I really get tired of non-security people entering a security discussion to redefine known security terms to fit some irrelevant personal emotional familiarity. Worse is when you point that out suddenly people are somehow greatly offended.
The way the term is used is correct in the article. Security people use based on the common definition, it's just in security it is assumed that it is with the intent of trapping the person going for the honey.
I agree that domain specific terminology, general language and another domain's language is confusing.
I'm sure a developer at a toy company and management could get confused by a conversation about models.
Doesn't mean either of them are right. Language is frequently ambiguous and we avoid it internally in our domains where possible.
When I read the title, I read it as though these reward programs were stings used to catch black hat Hackers. The purpose of language is to communicate meaning and this headline fails to do so properly.
Honey pot (and honey trap) have been used in espionage, and related fiction, where a target is seduced sexually. The infosec version of this is essentially the same approach though.
Also it's been used to describe vaginas and male sex toys.
noun: honey-pot
1.
- a container for honey. "an earthenware honeypot"
- an enticing source of pleasure or reward. "massive increases in government -- purchases became a honeypot for the unscrupulous"
- a place to which many people are attracted. "the tourist honeypot of St Ives"
2. VULGAR SLANG
- a woman's genitals
I guess the definition we are used to is the metaphor "an enticing source of pleasure or reward."
But with the added nuance that you're intention is to trap the enticed in honey...
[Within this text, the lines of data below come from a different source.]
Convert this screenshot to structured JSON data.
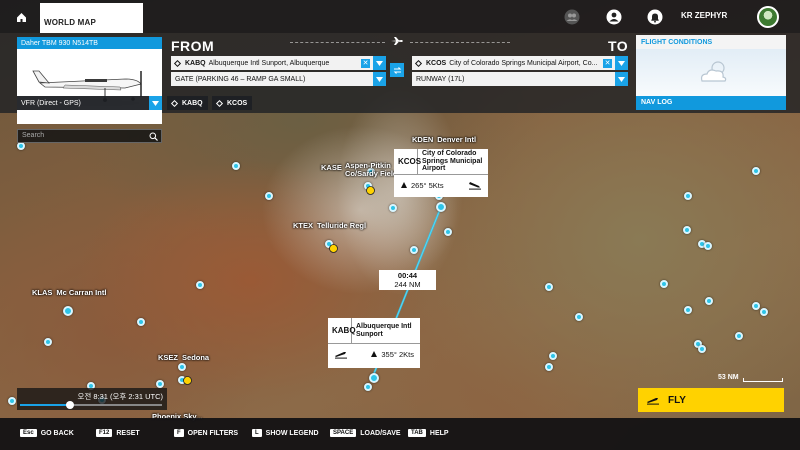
{
  "topbar": {
    "tab_label": "WORLD MAP",
    "username": "KR ZEPHYR",
    "icons": [
      "home-icon",
      "friends-icon",
      "profile-icon",
      "notifications-icon"
    ]
  },
  "aircraft": {
    "name": "Daher TBM 930 N514TB"
  },
  "from": {
    "title": "FROM",
    "airport_icao": "KABQ",
    "airport_name": "Albuquerque Intl Sunport, Albuquerque",
    "parking": "GATE (PARKING 46 – RAMP GA SMALL)"
  },
  "to": {
    "title": "TO",
    "airport_icao": "KCOS",
    "airport_name": "City of Colorado Springs Municipal Airport, Co...",
    "runway": "RUNWAY (17L)"
  },
  "conditions": {
    "title": "FLIGHT CONDITIONS"
  },
  "route": {
    "type": "VFR (Direct - GPS)",
    "waypoints": [
      "KABQ",
      "KCOS"
    ]
  },
  "navlog": {
    "label": "NAV LOG"
  },
  "search": {
    "placeholder": "Search"
  },
  "map_labels": {
    "kden_icao": "KDEN",
    "kden_name": "Denver Intl",
    "kase_icao": "KASE",
    "kase_name": "Aspen-Pitkin Co/Sardy Field",
    "ktex_icao": "KTEX",
    "ktex_name": "Telluride Regl",
    "klas_icao": "KLAS",
    "klas_name": "Mc Carran Intl",
    "ksez_icao": "KSEZ",
    "ksez_name": "Sedona",
    "phx_name": "Phoenix Sky..."
  },
  "destination_callout": {
    "icao": "KCOS",
    "name": "City of Colorado Springs Municipal Airport",
    "wind": "265° 5Kts"
  },
  "origin_callout": {
    "icao": "KABQ",
    "name": "Albuquerque Intl Sunport",
    "wind": "355° 2Kts"
  },
  "leg": {
    "time": "00:44",
    "distance": "244 NM"
  },
  "time_widget": {
    "text": "오전 8:31 (오후 2:31 UTC)",
    "progress": 0.35
  },
  "scale": {
    "label": "53 NM"
  },
  "fly_button": {
    "label": "FLY"
  },
  "footer": {
    "hints": [
      {
        "key": "Esc",
        "label": "GO BACK"
      },
      {
        "key": "F12",
        "label": "RESET"
      },
      {
        "key": "F",
        "label": "OPEN FILTERS"
      },
      {
        "key": "L",
        "label": "SHOW LEGEND"
      },
      {
        "key": "SPACE",
        "label": "LOAD/SAVE"
      },
      {
        "key": "TAB",
        "label": "HELP"
      }
    ]
  },
  "colors": {
    "accent": "#1199dd",
    "fly": "#ffd200",
    "airport": "#2ec4e8"
  }
}
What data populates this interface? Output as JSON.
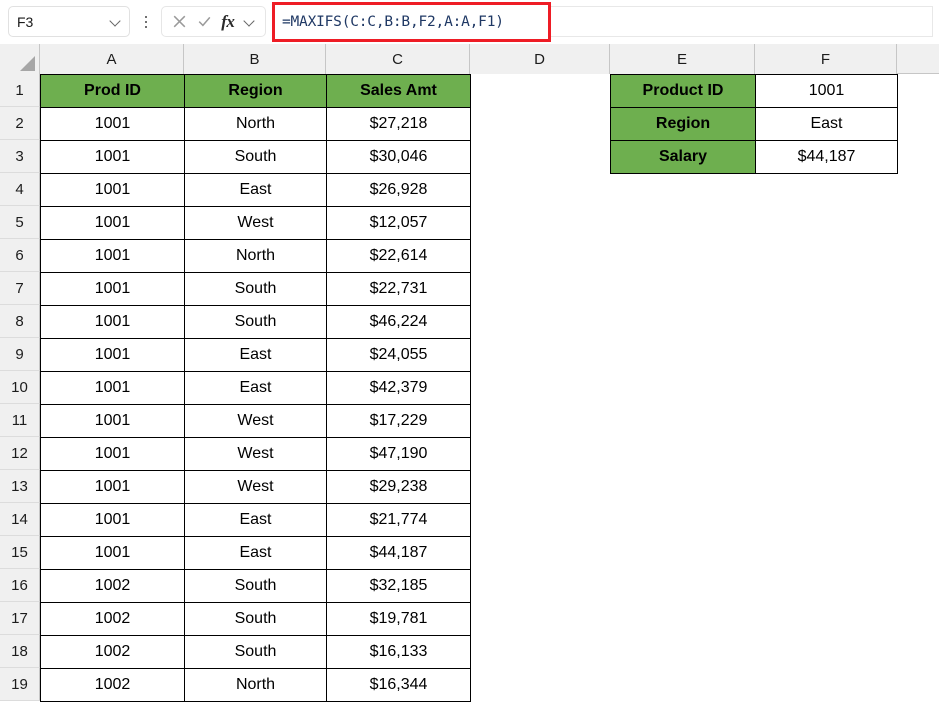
{
  "app": "excel-spreadsheet",
  "formula_bar": {
    "name_box_value": "F3",
    "name_box_icon": "chevron-down-icon",
    "kebab_icon": "vertical-ellipsis-icon",
    "cancel_icon": "x-cancel-icon",
    "confirm_icon": "check-enter-icon",
    "function_icon": "fx-insert-function-icon",
    "function_label": "fx",
    "dropdown_icon": "chevron-down-icon",
    "formula": "=MAXIFS(C:C,B:B,F2,A:A,F1)",
    "highlight_color": "#EE1C25",
    "formula_text_color": "#1F3864"
  },
  "grid": {
    "column_headers": [
      "A",
      "B",
      "C",
      "D",
      "E",
      "F"
    ],
    "row_headers": [
      "1",
      "2",
      "3",
      "4",
      "5",
      "6",
      "7",
      "8",
      "9",
      "10",
      "11",
      "12",
      "13",
      "14",
      "15",
      "16",
      "17",
      "18",
      "19"
    ],
    "header_fill": "#6EAF4F",
    "gutter_fill": "#F0F0F0"
  },
  "sales_table": {
    "headers": [
      "Prod ID",
      "Region",
      "Sales Amt"
    ],
    "rows": [
      [
        "1001",
        "North",
        "$27,218"
      ],
      [
        "1001",
        "South",
        "$30,046"
      ],
      [
        "1001",
        "East",
        "$26,928"
      ],
      [
        "1001",
        "West",
        "$12,057"
      ],
      [
        "1001",
        "North",
        "$22,614"
      ],
      [
        "1001",
        "South",
        "$22,731"
      ],
      [
        "1001",
        "South",
        "$46,224"
      ],
      [
        "1001",
        "East",
        "$24,055"
      ],
      [
        "1001",
        "East",
        "$42,379"
      ],
      [
        "1001",
        "West",
        "$17,229"
      ],
      [
        "1001",
        "West",
        "$47,190"
      ],
      [
        "1001",
        "West",
        "$29,238"
      ],
      [
        "1001",
        "East",
        "$21,774"
      ],
      [
        "1001",
        "East",
        "$44,187"
      ],
      [
        "1002",
        "South",
        "$32,185"
      ],
      [
        "1002",
        "South",
        "$19,781"
      ],
      [
        "1002",
        "South",
        "$16,133"
      ],
      [
        "1002",
        "North",
        "$16,344"
      ]
    ]
  },
  "lookup_table": {
    "rows": [
      {
        "label": "Product ID",
        "value": "1001"
      },
      {
        "label": "Region",
        "value": "East"
      },
      {
        "label": "Salary",
        "value": "$44,187"
      }
    ]
  }
}
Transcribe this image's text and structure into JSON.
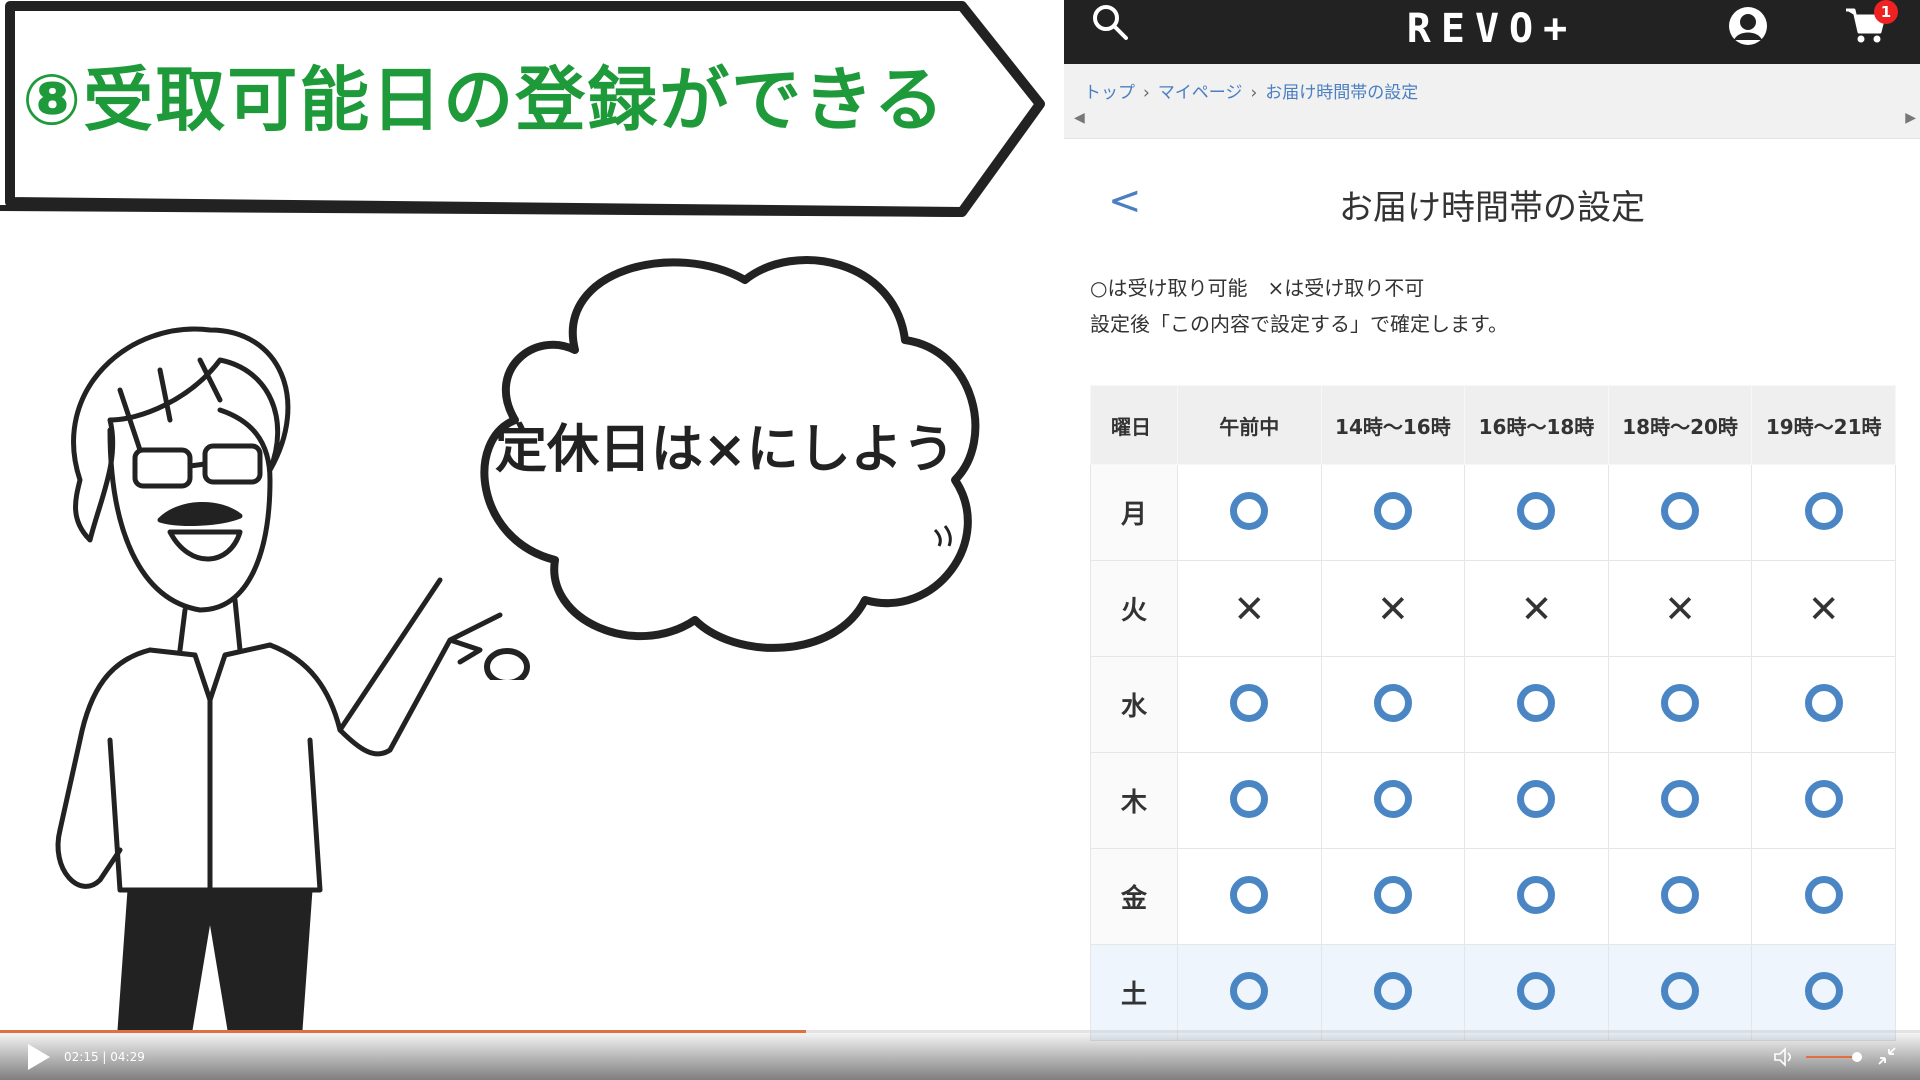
{
  "banner": {
    "title": "⑧受取可能日の登録ができる"
  },
  "speech": {
    "text": "定休日は×にしよう"
  },
  "site": {
    "logo": "REVO+",
    "cart_count": "1",
    "breadcrumb": [
      "トップ",
      "マイページ",
      "お届け時間帯の設定"
    ],
    "page_title": "お届け時間帯の設定",
    "back_label": "<",
    "note_line1": "○は受け取り可能　×は受け取り不可",
    "note_line2": "設定後「この内容で設定する」で確定します。",
    "colors": {
      "accent": "#4a86c4",
      "header": "#222222",
      "banner_text": "#1f9a3a"
    }
  },
  "schedule": {
    "columns": [
      "曜日",
      "午前中",
      "14時〜16時",
      "16時〜18時",
      "18時〜20時",
      "19時〜21時"
    ],
    "rows": [
      {
        "day": "月",
        "slots": [
          "o",
          "o",
          "o",
          "o",
          "o"
        ]
      },
      {
        "day": "火",
        "slots": [
          "x",
          "x",
          "x",
          "x",
          "x"
        ]
      },
      {
        "day": "水",
        "slots": [
          "o",
          "o",
          "o",
          "o",
          "o"
        ]
      },
      {
        "day": "木",
        "slots": [
          "o",
          "o",
          "o",
          "o",
          "o"
        ]
      },
      {
        "day": "金",
        "slots": [
          "o",
          "o",
          "o",
          "o",
          "o"
        ]
      },
      {
        "day": "土",
        "slots": [
          "o",
          "o",
          "o",
          "o",
          "o"
        ]
      }
    ]
  },
  "video": {
    "time": "02:15 | 04:29",
    "progress": 0.42,
    "volume": 0.85,
    "icons": [
      "play-icon",
      "volume-icon",
      "fullscreen-exit-icon"
    ]
  }
}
Because most loyalty points don't convert to US dollars...
They have a USD/EU value equivalent because they need to for legal reasons but most companies will not honor requests to convert your points to dollars, and the fine print in their loyalty program T&C has language to that effect. They will only let you convert those points into their own goods or services.
(Credit card loyalty points are different, but they're also subject to regulation.)
Especially given that most companies take advantage of these programs and hurt customers, e.g. by diluting what you can do with a certain amount of previously earned points.
* In terms of culture, it was primarily a marketing company, not a technology company. Marketroids made up much of upper management. During new-employee orientation, one of these marketroids would attempt to sell you on the company's mission by redefining the word "loyalty" in such a way that it doesn't involve trust, faithfulness, or any other human virtue.
* The office was aggressively open-plan. Engineers sat shoulder-to-shoulder at long benches, with about enough room for their MacBook and one or two monitors, and that's it. There were no "focus rooms" or other quiet places to get work done, only a few conference rooms (and of course offices for upper management). Engineering shared the same office space with sales, marketing, and the other divisions and the place was constantly loud. Even the receptionist's area was out in the open like this. It was like some of the worst boiler-room recruitment firms I'd seen, but scaled up, and you were supposed to get technical work done there.
* The pace was also aggressive. There was an expectation that new features would be implemented and go into production quickly, and this is also the sort of company where you "commit" to work for the next sprint, you do not "forecast". If what you pledged to do by end of sprint isn't done, you will be given the turd-burgling stink eye at best.
With rewards programs being implemented in that kind of environment, is it any surprise that proper care for things like security is not being done?